Una delle serial killer più prolifiche della storia era figlia di un militare aristocratico ungherese e della sorella del re di Polonia, discendente di una delle casate più importanti d’Ungheria. A causa dell’abitudine dell’epoca di sposarsi tra parenti, all’interno dell’albero genealogico della donna erano presenti molti casi di malattie neurologiche o mentali, così come ricorrenti erano alcolizzati, sadici e assassini. Probabilmente affetta da epilessia, la bellissima Erzsébet crebbe nella tenuta di famiglia in Transilvania, iniziata, pare, al satanismo da uno zio. Fu promessa in sposa al conte Ferenc Nádasdy quando aveva solamente undici anni. Sposò l’uomo – che le cronache descrivevano come un sadico che amava torturare la servitù, pur tuttavia senza ucciderla – nel 1575. Valente condottiero, il conte era sempre lontano da casa per combattere gli Ottomani, così che la gestione delle proprietà toccò alla moglie. Costei amava intrattenersi con una sua zia, che la iniziò al sadismo e alle orge, abbandonandosi molto spesso a relazioni con uomini o donne indistintamente. Leggenda vuole che un giorno, dopo aver brutalizzato una domestica, alcune gocce del sangue della serva fossero cadute su una mano della donna. La contessa – successivamente – rilevò come proprio in quel punto la sua pelle apparisse ringiovanita. Con l’avallo di alcuni alchimisti, si convinse che lavarsi con il sangue di giovani e belle ragazze, ovvero berlo, l’avrebbe aiutata a mostrarsi sempre giovane.
Nonostante il marito fosse complice delle sedute di tortura organizzate dalla moglie (durante le quali la contessa si abbandonava ad azioni di una crudeltà indicibile, strappando lembi di carne con ferri che si era fatta costruire all’uopo, infilando aghi nei capezzoli o sotto le unghie delle proprie vittime, bruciando loro i genitali con la fiamma di una candela e arrivando a strappare a morsi pelle e carne per berne il sangue) con il tempo arrivò egli stesso ad averne paura, rimanendo sempre più lontano da casa, in battaglia o tra le lenzuola delle proprie amanti. Ammalatosi nel 1601, Nádasdy morì tre anni dopo, lasciando la donna libera di esprimere le proprie perversioni senza più alcun ritegno.

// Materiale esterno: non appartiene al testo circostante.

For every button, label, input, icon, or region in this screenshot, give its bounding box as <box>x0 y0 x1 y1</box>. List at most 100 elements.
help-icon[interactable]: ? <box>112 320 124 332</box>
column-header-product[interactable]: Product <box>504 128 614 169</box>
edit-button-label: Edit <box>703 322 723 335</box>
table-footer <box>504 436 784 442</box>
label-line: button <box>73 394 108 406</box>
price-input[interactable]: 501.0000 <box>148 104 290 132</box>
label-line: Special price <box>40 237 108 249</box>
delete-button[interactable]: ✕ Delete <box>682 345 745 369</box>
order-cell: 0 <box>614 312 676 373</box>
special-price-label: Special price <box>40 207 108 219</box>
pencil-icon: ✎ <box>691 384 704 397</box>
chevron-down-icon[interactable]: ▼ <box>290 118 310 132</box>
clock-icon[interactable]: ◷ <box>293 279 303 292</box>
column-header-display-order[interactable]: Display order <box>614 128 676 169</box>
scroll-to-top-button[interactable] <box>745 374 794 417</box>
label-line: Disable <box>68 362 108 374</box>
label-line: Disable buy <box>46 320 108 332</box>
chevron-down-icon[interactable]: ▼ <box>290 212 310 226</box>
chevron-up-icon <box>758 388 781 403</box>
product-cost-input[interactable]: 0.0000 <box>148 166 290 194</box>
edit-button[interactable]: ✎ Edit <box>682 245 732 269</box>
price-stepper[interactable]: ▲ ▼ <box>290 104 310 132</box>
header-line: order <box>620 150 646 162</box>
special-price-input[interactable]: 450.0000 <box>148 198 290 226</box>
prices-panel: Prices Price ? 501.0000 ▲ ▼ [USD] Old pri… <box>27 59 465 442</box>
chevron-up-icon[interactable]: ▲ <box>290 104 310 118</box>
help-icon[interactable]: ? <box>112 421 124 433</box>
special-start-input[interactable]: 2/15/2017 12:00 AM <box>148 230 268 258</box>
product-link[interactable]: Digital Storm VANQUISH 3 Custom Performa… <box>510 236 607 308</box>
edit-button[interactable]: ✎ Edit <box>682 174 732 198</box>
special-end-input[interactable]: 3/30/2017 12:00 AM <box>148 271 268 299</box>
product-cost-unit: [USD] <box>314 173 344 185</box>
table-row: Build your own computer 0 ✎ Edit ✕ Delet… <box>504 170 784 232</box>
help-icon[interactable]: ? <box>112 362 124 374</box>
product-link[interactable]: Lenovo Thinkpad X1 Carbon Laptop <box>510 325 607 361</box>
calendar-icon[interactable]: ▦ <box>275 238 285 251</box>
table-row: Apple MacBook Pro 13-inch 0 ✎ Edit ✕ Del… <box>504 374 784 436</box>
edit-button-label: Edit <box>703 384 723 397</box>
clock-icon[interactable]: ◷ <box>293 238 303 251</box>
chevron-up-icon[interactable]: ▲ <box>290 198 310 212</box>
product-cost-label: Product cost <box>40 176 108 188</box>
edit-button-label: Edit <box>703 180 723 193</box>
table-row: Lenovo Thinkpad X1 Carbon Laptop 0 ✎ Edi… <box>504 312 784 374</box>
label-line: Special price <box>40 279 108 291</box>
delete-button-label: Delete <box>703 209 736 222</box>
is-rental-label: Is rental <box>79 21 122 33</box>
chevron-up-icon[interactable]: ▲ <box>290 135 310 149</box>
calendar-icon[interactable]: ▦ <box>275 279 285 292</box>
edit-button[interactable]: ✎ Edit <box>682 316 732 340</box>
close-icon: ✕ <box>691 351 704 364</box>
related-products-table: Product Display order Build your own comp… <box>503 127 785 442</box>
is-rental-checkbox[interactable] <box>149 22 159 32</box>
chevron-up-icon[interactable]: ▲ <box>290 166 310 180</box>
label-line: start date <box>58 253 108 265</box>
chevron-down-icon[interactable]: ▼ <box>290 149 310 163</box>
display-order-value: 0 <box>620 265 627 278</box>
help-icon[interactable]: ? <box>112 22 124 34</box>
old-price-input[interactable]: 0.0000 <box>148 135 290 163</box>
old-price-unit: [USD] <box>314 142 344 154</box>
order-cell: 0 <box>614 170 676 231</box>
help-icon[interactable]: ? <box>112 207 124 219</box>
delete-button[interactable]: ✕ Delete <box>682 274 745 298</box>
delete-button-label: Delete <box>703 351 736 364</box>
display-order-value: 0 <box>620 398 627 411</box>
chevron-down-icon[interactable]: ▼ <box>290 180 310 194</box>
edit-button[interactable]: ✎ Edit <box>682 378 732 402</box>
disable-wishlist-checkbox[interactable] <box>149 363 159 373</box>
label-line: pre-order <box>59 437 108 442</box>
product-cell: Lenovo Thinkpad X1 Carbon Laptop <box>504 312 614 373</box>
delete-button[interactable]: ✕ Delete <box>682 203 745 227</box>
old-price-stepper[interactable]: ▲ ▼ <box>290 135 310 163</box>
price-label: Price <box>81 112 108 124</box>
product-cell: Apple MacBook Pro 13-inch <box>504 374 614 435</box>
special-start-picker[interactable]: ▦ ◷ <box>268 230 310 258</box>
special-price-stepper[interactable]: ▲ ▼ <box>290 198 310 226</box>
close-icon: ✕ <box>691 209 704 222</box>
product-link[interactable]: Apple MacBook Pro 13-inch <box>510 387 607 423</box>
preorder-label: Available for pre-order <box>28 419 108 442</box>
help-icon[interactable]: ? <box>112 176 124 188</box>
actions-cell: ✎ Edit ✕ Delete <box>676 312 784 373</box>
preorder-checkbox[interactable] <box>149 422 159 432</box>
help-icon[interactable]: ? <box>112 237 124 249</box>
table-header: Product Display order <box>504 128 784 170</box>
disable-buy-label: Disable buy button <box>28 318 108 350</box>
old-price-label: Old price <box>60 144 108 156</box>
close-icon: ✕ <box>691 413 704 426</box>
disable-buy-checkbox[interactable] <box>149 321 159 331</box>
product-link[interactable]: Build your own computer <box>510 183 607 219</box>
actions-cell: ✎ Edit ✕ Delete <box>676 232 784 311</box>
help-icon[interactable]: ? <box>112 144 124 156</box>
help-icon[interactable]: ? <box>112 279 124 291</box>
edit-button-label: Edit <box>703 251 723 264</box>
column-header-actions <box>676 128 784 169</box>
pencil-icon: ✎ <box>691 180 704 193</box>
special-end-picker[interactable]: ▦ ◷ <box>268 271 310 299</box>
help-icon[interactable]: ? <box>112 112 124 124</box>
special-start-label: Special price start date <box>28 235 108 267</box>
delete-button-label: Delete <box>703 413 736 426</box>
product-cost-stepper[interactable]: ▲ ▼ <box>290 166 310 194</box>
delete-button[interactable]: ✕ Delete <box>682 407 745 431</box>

A farne le spese, inizialmente, furono le figlie dei contadini che popolavano i territori di proprietà dei Báthory, che venivano rapite nei campi o nelle proprie abitazioni da persone fidate e che trovavano la morte tra atroci sofferenze. Uno strumento che la contessa si era fatta costruire per i suoi “giochi” era una gabbia piena di punte all’interno della quale, a seguito delle torture, la vittima veniva letteralmente dilaniata viva dalle aguzze lame.
Pur consapevoli del fatto che all’origine delle sparizioni delle proprie figlie ci fosse la donna, gli abitanti di quelle terre non avevano alcun tipo di protezione e di possibilità di richiedere l’intervento delle autorità.
Con il passare degli anni, Erzsébet alzò il tiro: costituì all’interno del palazzo una sorta di scuola di buone maniere per le figlie dei nobili, così da avere le proprie vittime recapitate a domicilio direttamente dalle famiglie. Il potere e la ricchezza della sua famiglia la protessero ancora per un po’, ma alla lunga, la sparizione di giovani nobildonne cominciò a dare nell’occhio. Fu l’imperatore Mattia II a ordinare un’ispezione in gran segreto all’interno del castello dei Báthory, che condusse gli inviati della corona a sorprendere la contessa durante le sue malsane attività.
Condannata per un numero di omicidi che le cronache ufficiali riportano tra i 100 e i 300 – mentre la leggenda racconta di un diario dal quale si evincerebbero 650 vittime – fu murata viva all’interno di una stanza del castello, dove poteva ricevere solamente il cibo attraverso una fessura. I suoi più stretti collaboratori furono torturati e uccisi.
Fonti:
M. Newton, Dizionario dei serial killer, Newton Compton Editori, Milano 2004.